Perhaps all creative types thrive when surrounded by Nature’s beauty, whether it’s trees and flowers or seas and mountains.
For Central Illinois this year, Fall has been a bust. Precious little in the way of color and a sudden cold snap that promises to slap frost on the pumpkin before it’s time.
Usually our Falls are delightful: pleasant temperatures in the 60s by day, sunny cloudless skies, and low humidity.
Must be global warming.
Anyway, since winter’s chill is right around the corner, and I haven’t tired of watching these two geraniums bloom, I’ve decided to bring them indoors and keep them around longer.

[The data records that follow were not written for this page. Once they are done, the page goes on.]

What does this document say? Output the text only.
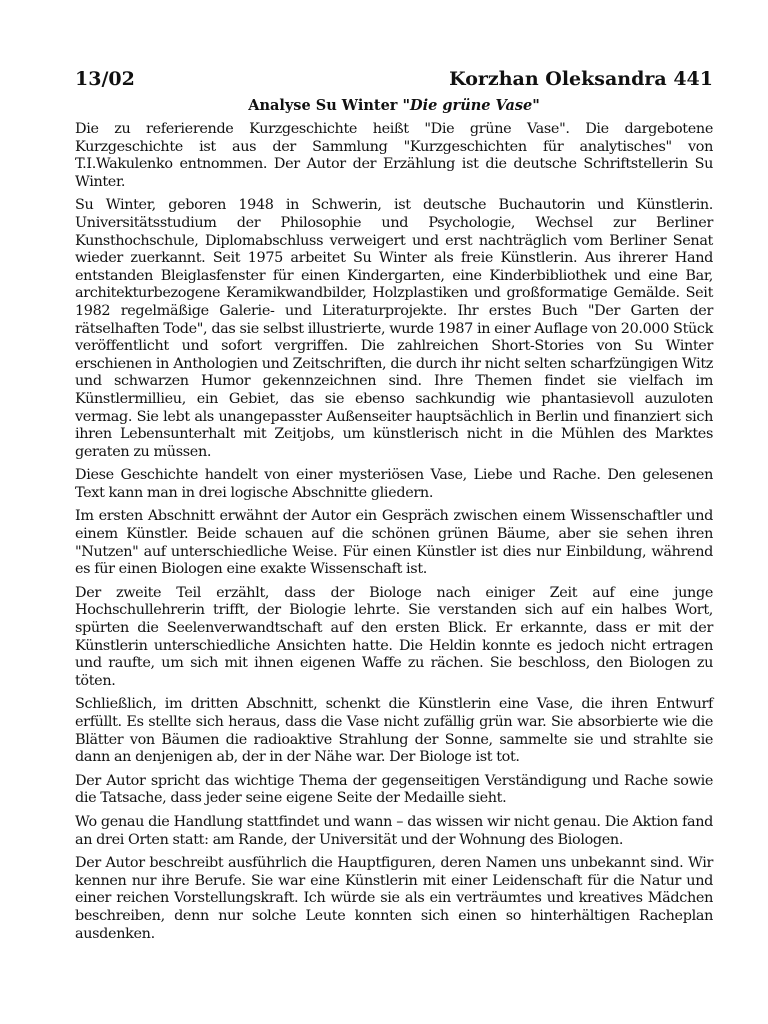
13/02	Korzhan Oleksandra 441
Analyse Su Winter "Die grüne Vase"

Die zu referierende Kurzgeschichte heißt "Die grüne Vase". Die dargebotene Kurzgeschichte ist aus der Sammlung "Kurzgeschichten für analytisches" von T.I.Wakulenko entnommen. Der Autor der Erzählung ist die deutsche Schriftstellerin Su Winter.

Su Winter, geboren 1948 in Schwerin, ist deutsche Buchautorin und Künstlerin. Universitätsstudium der Philosophie und Psychologie, Wechsel zur Berliner Kunsthochschule, Diplomabschluss verweigert und erst nachträglich vom Berliner Senat wieder zuerkannt. Seit 1975 arbeitet Su Winter als freie Künstlerin. Aus ihrerer Hand entstanden Bleiglasfenster für einen Kindergarten, eine Kinderbibliothek und eine Bar, architekturbezogene Keramikwandbilder, Holzplastiken und großformatige Gemälde. Seit 1982 regelmäßige Galerie- und Literaturprojekte. Ihr erstes Buch "Der Garten der rätselhaften Tode", das sie selbst illustrierte, wurde 1987 in einer Auflage von 20.000 Stück veröffentlicht und sofort vergriffen. Die zahlreichen Short-Stories von Su Winter erschienen in Anthologien und Zeitschriften, die durch ihr nicht selten scharfzüngigen Witz und schwarzen Humor gekennzeichnen sind. Ihre Themen findet sie vielfach im Künstlermillieu, ein Gebiet, das sie ebenso sachkundig wie phantasievoll auzuloten vermag. Sie lebt als unangepasster Außenseiter hauptsächlich in Berlin und finanziert sich ihren Lebensunterhalt mit Zeitjobs, um künstlerisch nicht in die Mühlen des Marktes geraten zu müssen.

Diese Geschichte handelt von einer mysteriösen Vase, Liebe und Rache. Den gelesenen Text kann man in drei logische Abschnitte gliedern.

Im ersten Abschnitt erwähnt der Autor ein Gespräch zwischen einem Wissenschaftler und einem Künstler. Beide schauen auf die schönen grünen Bäume, aber sie sehen ihren "Nutzen" auf unterschiedliche Weise. Für einen Künstler ist dies nur Einbildung, während es für einen Biologen eine exakte Wissenschaft ist.

Der zweite Teil erzählt, dass der Biologe nach einiger Zeit auf eine junge Hochschullehrerin trifft, der Biologie lehrte. Sie verstanden sich auf ein halbes Wort, spürten die Seelenverwandtschaft auf den ersten Blick. Er erkannte, dass er mit der Künstlerin unterschiedliche Ansichten hatte. Die Heldin konnte es jedoch nicht ertragen und raufte, um sich mit ihnen eigenen Waffe zu rächen. Sie beschloss, den Biologen zu töten.

Schließlich, im dritten Abschnitt, schenkt die Künstlerin eine Vase, die ihren Entwurf erfüllt. Es stellte sich heraus, dass die Vase nicht zufällig grün war. Sie absorbierte wie die Blätter von Bäumen die radioaktive Strahlung der Sonne, sammelte sie und strahlte sie dann an denjenigen ab, der in der Nähe war. Der Biologe ist tot.

Der Autor spricht das wichtige Thema der gegenseitigen Verständigung und Rache sowie die Tatsache, dass jeder seine eigene Seite der Medaille sieht.

Wo genau die Handlung stattfindet und wann – das wissen wir nicht genau. Die Aktion fand an drei Orten statt: am Rande, der Universität und der Wohnung des Biologen.

Der Autor beschreibt ausführlich die Hauptfiguren, deren Namen uns unbekannt sind. Wir kennen nur ihre Berufe. Sie war eine Künstlerin mit einer Leidenschaft für die Natur und einer reichen Vorstellungskraft. Ich würde sie als ein verträumtes und kreatives Mädchen beschreiben, denn nur solche Leute konnten sich einen so hinterhältigen Racheplan ausdenken.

We tend to think of geraniums as annuals, but master gardeners call them tender perennials and say they can be overwintered inside with the proper light, water, and feeding.
See the fuchsia plant on the left above? Mostly through beginner’s luck, I managed to keep it alive last winter. When Spring arrived, I repotted it and hung it outside, right next to its new pink cousin.
‘Pink’ has offered a profusion of blooms, and I’d like to overwinter it, too.
To be successful, experts advise:
- Starting with healthy plants. (Check)
- Caring for them as houseplants — bright southern exposure, moderate 60- to 70-degree temperature. (Check)
- Watering and fertiliing as needed. (Check)
Seems like all I need to do now is baby them a bit!
Of course there are other methods pf overwintering — rooting a cutting or letting the plant go dormant in a cool, dark place and drying up.
But if I can keep these beauties thriving in the dark dreary days of winter, they’ll brighten my living space immensely. Don’t you agree?